On Oct. 20, 2011, Douglas again pleaded guilty to drug possession, agreeing in a plea deal that the sentencing range should be an additional 12 to 18 months in prison. Prosecutors say that within a week of the plea, the government learned from a cooperating defendant in another case that Douglas had misled the government about how he obtained heroin while in prison.


Douglas had claimed he got it in a television room or at a church service or that he obtained the heroin by chance, picking it up off the floor after another inmate dropped it, the government said. But prosecutors say the cooperator revealed he had brought Douglas the drugs directly to his cell.


In court papers, Shechtman blamed Cameron Douglas’ long history of substance abuse and growing up with little parental support.

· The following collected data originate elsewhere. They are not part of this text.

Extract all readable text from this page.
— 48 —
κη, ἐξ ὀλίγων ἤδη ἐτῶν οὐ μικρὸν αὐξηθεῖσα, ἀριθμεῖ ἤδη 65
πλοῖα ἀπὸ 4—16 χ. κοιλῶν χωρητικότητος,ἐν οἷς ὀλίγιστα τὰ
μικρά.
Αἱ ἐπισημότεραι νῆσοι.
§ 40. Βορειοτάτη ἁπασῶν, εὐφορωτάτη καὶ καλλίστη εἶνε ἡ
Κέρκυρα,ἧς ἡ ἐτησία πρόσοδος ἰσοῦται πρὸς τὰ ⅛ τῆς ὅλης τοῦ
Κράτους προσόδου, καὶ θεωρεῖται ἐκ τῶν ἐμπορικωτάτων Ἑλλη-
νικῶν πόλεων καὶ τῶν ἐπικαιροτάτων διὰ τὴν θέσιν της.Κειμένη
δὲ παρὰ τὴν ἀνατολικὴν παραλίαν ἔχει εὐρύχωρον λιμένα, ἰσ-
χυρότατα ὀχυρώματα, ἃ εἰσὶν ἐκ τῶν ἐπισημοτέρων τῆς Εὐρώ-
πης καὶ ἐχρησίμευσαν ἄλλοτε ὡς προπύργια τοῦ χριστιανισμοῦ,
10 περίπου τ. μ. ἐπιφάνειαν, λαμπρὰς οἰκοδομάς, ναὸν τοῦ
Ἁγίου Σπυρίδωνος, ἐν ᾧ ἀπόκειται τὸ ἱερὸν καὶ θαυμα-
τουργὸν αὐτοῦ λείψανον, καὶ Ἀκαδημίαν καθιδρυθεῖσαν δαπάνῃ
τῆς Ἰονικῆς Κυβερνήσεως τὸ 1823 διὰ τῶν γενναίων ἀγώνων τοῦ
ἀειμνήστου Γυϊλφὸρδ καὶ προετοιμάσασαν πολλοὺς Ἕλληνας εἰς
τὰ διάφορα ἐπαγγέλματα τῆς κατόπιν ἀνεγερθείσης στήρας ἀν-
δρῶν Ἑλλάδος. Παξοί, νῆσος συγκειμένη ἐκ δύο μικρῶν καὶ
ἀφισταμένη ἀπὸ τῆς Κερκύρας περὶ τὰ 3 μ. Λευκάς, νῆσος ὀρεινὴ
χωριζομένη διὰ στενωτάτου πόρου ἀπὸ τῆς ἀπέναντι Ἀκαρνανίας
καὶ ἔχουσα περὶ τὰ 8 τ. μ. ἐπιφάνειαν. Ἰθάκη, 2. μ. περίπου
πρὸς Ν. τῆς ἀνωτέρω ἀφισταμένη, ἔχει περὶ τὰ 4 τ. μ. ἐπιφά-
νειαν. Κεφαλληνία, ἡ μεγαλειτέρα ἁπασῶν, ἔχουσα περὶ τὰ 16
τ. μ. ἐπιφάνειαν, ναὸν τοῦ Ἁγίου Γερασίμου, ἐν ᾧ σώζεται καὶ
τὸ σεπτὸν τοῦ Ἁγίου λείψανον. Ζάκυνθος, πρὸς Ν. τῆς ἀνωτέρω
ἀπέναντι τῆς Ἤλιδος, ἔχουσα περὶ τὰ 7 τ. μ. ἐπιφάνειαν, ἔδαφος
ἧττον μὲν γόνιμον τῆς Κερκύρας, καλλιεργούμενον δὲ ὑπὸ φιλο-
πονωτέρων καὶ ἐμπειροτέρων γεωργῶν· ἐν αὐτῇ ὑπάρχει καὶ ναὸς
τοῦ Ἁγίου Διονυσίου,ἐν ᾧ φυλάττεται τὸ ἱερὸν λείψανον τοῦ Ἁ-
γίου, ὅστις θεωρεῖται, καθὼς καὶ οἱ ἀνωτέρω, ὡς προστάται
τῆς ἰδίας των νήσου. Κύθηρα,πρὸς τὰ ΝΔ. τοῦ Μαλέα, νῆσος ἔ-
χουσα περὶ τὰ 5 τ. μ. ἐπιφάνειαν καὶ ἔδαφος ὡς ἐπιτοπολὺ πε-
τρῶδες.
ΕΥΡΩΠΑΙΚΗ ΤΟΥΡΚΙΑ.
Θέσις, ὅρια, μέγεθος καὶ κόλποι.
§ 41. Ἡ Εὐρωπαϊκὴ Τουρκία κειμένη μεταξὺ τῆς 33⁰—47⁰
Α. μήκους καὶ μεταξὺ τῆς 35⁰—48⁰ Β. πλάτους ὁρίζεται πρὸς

“While still a young teenager, he drank heavily and began selling drugs after his father sharply limited snorting cocaine,” he said. “He used illegal drugs to self-medicate — to ward off depression and panic attacks.”


He began using intravenous cocaine at age 20 and then started using heroin so that by age 25, “his life revolved around heroin,” Shechtman said.


His friends were fellow users, who gravitated to him because of his access to family money, which supported their habits, the lawyer said. His drug habit led him to be fired from a movie in which he had a minor role in 2006.


“Exasperated, his father gave him an ultimatum: enter a drug rehabilitation program or have his access to family money sharply limited. Cameron declined to enter treatment; his father carried out his threat; and Cameron turned to drug dealing to support his habit,” Shechtman wrote.


Shechtman argued that the judge had gone too far with Cameron Douglas, punishing an addict for something beyond his control.


“While we recognize that many of the words that the district court used to describe Cameron’s conduct — ‘reckless,’ ‘manipulative,’ ‘destructive,’ — were apt, the simple truth is that Cameron Douglas is a heroin addict who has yet to shake his habit,” he said.